While this is a stark figure, we must also remember that this coincided with a time of early conciliation and an increase in the minimum required period of employment for unfair dismissal claims.

We should therefore be cautious when attributing this fall in Tribunal cases to fees alone.

Nevertheless, the fees introduced in 2013 were deemed ‘unlawful’ after significant objections from workers and trade unions. The significant reduction in claims brought was largely attributed to Tribunal fees, as well as a limited ability for claiming fee exemptions – allowing for a successful appeal against them in 2017.

Of course, the challenge did not conclude that fees could not be introduced – only that those which were amounted to a restriction on the access of justice were unlawful.

It is therefore perhaps unsurprising that, in a time of high costs for public services, fees are being proposed once more.

What have we learned?

In terms of the impact of fees, we will most likely see a reduction in the number of claims issued. However, the exact impact will depend upon how the fees are structured and where they are put in place.

Currently, a £55 fee is suggested – a significant decrease from the fees faced during the 2013-17 fee period, and which looks far more reasonable and affordable for all concerned.

What we cannot be sure about is what level of fees will be genuinely prohibitive to those on the lowest income or those who have lost their jobs.

The majority of the criticism of both the previous fee structure and a proposed new one lies in the fact that, no matter the monetary cost, unmitigated Tribunal fees will undoubtedly prevent some employees from accessing justice.

The solution, then, may be an accessible fee-waiver system which allows for financial hardship support.

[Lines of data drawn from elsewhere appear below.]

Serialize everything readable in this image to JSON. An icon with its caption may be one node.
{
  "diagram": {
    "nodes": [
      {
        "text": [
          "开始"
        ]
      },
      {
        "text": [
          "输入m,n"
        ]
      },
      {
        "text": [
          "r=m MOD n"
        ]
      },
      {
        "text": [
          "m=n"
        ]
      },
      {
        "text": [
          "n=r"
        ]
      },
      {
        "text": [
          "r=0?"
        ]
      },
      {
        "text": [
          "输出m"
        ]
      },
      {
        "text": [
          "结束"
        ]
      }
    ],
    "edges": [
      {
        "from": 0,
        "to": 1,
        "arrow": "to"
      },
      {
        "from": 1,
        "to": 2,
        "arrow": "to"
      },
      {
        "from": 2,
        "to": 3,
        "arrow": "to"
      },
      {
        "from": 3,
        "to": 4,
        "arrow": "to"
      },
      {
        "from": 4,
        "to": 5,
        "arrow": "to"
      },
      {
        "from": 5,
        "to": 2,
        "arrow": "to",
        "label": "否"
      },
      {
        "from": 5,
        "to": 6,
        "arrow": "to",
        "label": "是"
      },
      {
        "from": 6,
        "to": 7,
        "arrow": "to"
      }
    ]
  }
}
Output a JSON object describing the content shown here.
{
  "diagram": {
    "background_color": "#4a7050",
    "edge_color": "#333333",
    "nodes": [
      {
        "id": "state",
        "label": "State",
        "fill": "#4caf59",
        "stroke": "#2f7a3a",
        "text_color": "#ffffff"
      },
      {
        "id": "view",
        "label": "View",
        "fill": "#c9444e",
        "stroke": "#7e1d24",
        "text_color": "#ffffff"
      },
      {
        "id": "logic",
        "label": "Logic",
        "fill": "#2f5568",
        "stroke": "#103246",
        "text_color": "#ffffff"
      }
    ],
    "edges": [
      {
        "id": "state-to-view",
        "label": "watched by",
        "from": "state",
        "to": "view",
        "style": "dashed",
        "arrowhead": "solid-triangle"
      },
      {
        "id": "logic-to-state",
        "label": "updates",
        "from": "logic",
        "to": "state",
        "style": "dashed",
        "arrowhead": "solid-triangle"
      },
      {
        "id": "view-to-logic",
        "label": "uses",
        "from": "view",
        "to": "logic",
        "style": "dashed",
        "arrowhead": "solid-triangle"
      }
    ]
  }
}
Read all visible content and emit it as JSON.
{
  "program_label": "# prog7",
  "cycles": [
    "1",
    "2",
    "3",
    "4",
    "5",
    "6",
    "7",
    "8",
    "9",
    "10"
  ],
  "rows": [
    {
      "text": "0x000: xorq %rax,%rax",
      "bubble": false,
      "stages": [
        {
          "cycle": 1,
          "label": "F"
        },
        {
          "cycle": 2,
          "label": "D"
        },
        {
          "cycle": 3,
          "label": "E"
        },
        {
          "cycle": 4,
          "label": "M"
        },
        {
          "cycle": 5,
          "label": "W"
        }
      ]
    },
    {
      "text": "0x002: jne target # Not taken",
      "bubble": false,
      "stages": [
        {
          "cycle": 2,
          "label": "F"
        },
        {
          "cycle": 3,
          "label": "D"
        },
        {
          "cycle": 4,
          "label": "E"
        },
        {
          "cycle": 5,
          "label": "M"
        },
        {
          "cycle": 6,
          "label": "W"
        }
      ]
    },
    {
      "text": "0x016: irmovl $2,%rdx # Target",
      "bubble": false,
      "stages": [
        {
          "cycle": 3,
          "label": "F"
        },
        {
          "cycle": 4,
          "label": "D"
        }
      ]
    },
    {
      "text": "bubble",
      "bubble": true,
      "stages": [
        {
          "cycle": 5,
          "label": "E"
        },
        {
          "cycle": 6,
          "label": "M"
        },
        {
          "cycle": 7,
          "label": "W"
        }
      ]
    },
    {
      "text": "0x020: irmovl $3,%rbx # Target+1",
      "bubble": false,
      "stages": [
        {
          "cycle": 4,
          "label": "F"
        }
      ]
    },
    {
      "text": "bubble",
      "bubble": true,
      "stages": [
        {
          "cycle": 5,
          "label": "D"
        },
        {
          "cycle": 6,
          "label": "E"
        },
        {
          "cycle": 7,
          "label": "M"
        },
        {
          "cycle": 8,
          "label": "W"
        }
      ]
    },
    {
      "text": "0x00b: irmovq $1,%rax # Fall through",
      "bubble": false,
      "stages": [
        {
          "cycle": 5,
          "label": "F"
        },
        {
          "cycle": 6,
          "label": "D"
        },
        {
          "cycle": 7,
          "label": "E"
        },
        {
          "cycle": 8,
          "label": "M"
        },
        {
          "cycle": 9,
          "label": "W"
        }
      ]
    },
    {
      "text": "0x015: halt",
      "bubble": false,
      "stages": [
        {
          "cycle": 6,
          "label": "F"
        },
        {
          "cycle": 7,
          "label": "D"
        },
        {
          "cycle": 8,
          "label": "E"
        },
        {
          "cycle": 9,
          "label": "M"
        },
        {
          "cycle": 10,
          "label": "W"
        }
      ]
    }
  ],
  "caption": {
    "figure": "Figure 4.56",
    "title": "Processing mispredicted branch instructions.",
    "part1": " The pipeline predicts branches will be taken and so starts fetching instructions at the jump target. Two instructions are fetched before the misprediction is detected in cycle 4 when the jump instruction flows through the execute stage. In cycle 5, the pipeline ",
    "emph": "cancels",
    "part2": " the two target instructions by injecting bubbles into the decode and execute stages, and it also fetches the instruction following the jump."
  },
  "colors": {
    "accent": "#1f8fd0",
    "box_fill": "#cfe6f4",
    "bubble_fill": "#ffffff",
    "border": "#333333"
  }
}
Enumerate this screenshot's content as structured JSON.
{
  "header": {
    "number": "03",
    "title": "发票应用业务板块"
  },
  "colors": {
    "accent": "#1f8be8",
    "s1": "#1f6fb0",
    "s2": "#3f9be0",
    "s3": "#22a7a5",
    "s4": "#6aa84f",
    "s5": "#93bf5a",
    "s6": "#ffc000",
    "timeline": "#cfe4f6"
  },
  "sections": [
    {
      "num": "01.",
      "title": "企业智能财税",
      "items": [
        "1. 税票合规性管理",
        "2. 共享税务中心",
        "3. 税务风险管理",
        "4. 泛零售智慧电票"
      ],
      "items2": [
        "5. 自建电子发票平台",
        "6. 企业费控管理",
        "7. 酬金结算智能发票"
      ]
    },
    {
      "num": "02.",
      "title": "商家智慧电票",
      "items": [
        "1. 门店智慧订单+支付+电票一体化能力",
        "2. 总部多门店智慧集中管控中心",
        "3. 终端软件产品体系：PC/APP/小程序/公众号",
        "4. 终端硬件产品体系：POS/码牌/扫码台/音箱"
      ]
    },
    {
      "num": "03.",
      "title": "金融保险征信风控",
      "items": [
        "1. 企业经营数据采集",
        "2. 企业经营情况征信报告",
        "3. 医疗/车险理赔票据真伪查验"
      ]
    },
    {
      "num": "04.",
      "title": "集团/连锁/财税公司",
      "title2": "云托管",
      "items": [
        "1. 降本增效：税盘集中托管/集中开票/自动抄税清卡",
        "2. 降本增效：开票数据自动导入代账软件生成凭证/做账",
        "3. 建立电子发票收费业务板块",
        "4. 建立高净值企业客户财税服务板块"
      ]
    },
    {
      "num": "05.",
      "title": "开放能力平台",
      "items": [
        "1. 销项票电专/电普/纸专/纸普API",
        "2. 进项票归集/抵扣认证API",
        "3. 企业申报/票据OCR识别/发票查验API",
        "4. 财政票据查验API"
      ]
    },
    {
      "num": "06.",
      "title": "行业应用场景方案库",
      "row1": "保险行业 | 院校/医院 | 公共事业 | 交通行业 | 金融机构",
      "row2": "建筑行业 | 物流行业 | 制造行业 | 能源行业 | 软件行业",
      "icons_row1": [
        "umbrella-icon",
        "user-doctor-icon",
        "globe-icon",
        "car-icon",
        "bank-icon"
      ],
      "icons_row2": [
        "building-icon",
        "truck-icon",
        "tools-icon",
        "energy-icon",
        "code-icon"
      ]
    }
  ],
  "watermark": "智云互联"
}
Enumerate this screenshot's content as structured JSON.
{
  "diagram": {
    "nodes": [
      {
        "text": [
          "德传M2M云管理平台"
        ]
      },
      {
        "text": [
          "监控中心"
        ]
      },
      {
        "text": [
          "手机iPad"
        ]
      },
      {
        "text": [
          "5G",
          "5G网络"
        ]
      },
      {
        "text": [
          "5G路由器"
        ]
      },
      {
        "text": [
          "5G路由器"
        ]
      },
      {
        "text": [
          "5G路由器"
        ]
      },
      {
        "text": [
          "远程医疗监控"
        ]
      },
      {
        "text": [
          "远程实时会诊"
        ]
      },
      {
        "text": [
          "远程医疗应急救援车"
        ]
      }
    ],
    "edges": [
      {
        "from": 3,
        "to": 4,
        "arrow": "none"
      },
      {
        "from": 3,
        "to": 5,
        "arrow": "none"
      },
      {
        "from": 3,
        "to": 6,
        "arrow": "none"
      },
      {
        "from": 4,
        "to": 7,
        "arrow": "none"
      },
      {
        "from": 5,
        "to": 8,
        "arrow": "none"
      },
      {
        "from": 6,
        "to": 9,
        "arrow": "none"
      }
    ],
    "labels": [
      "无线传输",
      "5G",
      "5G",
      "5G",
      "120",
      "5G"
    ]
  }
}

Clearly in order to ensure that this does not provide a bar to low-income individuals, the Government will again have to consider:

  1. A fee exemption and/or remission scheme which employs means testing and a consideration as to when payment may be made and how.
  2. There may be further consideration given to their working status of the claimant at the point the claim is issued, as a claimant issuing a claim whilst still employed may be more likely to have the means to fund such costs as opposed to if they have already lost their livelihood at that time.
  3. The issue of the recoverability of such costs.

Could the Tribunal system benefit?

Provided any fee structure did not deter genuine cases, such a reduction in Tribunal cases may not be entirely bad.

The imposition of Tribunal fees may deter the genuinely flawed claims which are sometimes run in a system which has limited adverse costs implications, and a in particular a reduction in “nuisance value” claims.

Further, the acceptance of fees may allow the Employment Tribunal system to generate some funds in order to support and maintain it going forward, and thereby reduce the burden on the state, and we might hope fund some improvements and provide much needed resources – of course the latter remains to be seen.

How can the legal profession help?

Employment law providers may need to tread carefully as the consultation progresses and be ready to advise on the viability of cases from those considering cost as a major factor in whether to pursue a case.

We may see our work change in a number of ways should fees of any amount come into play, such as:

  1. A reduction in the Employment Tribunal Litigation.
  2. An upturn in preliminary advice as people seek to understand their position better before committing to spending.
  3. Delays in new claims being issued and a series of satellite litigation around any fees/remissions/exemptions as the system seeks to get to grips with the new measures.
  4. A change in tactics by respondents, as there was before, where in some cases they sit tight at early stages to see whether a claimant will really “put their money where their mouth is” before fully engaging with the process.

It is clear that there will certainly be a perception of vulnerability for those in the low paid roles with the imposition of fees, and it is easy to see how and why that will arise.

However, whether that will be borne out in practice will remain to be seen and it will depend on the exact level and nature of any new fee structure, any measures put into place for those on low incomes, and exactly how fees are implemented.